Landau, who today is the CEO of Mobileage, an iOS app developer (yes, that's the company's Gluey app on the iPhone and iPad), says the unit is missing a few parts, namely the plug-in hard drive and battery pack, but it does turn on. It's unclear how much it's worth, but everymac.com has it fetching $25 to $50, though that is for a later model with an integrated keyboard (this is a very early unit).

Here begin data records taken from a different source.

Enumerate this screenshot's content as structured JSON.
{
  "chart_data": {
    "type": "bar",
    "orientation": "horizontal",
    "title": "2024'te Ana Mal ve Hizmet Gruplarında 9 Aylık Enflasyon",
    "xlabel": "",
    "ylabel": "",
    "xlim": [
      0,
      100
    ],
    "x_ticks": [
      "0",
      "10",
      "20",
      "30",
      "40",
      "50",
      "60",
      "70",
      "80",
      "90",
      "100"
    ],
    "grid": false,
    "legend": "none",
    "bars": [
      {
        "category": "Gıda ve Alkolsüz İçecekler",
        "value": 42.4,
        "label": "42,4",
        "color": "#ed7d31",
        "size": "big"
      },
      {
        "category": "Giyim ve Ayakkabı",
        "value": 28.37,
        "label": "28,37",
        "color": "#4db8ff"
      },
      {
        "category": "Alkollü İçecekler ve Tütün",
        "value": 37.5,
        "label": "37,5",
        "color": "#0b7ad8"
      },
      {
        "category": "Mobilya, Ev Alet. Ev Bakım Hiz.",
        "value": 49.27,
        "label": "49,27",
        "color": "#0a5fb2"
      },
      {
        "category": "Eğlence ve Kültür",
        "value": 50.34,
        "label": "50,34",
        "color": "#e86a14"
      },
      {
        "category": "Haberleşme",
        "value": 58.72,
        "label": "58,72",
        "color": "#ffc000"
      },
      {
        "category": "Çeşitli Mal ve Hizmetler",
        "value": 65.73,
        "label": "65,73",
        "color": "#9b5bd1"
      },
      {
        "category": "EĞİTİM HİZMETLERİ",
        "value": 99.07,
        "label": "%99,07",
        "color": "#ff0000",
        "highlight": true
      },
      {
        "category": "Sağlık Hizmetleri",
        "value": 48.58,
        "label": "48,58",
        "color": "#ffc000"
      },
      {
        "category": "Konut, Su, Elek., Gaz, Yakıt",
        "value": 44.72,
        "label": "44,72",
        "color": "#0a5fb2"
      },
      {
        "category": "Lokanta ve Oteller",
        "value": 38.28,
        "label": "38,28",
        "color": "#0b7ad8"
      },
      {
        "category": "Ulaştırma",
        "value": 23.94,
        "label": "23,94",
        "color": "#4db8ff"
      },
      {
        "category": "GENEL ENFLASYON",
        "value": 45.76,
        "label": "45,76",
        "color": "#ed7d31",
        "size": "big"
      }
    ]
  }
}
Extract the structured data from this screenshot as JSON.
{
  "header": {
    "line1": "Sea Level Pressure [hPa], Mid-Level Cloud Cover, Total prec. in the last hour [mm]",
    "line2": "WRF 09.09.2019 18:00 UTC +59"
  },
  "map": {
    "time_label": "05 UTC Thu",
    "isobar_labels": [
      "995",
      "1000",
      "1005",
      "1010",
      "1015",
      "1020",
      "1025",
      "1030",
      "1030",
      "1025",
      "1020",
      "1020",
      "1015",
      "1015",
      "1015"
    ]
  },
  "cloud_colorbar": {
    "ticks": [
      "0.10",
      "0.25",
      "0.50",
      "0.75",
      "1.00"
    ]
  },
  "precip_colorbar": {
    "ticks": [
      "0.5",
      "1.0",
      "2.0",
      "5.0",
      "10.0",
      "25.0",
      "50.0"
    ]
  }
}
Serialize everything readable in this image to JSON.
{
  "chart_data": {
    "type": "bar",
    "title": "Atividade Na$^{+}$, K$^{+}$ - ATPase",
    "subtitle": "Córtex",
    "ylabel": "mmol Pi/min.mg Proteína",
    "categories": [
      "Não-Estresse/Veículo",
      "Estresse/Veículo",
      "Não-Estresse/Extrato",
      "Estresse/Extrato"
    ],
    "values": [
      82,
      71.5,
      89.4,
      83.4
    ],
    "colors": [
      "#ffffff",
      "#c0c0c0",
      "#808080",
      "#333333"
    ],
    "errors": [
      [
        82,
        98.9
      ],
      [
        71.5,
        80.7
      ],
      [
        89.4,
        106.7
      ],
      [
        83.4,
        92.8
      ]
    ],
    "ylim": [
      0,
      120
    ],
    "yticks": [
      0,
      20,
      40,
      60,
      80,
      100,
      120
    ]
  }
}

According to Wikipedia, Chuck Colby is mentioned in Steve Wozniak's book iWoz as having introduced Wozniak to early satellite television. That was apparently "the impetus for Wozniak to leave Apple so he could design, then start a company to market the first programmable learning TV remote, the CL 9."

 
Apple's Macintosh Portable arrived in 1989 and cost $7,300. Apple

What's Colby doing now? Well, last month he put his all-redwood house in the Palo Alto, Calif., hills up for sale for $4 million (Colby says it's the largest all-redwood house in the world). But there's a bit of twist if you want to buy it. According to the San Jose Mercury News' Silicon Beat blog, Colby's "offering it as a 'Life Estate' contract, which means the buyer will have to wait until Colby dies to move in."

Colby thinks he'll still be kicking for another 10 to 15 years but he expects the home will be worth substantially more by the time he dies. "It [Palo Alto hills real estate] has a really great return on your investment -- even better than gold, silver or Apple stock," he said.

No word on whether there are any takers.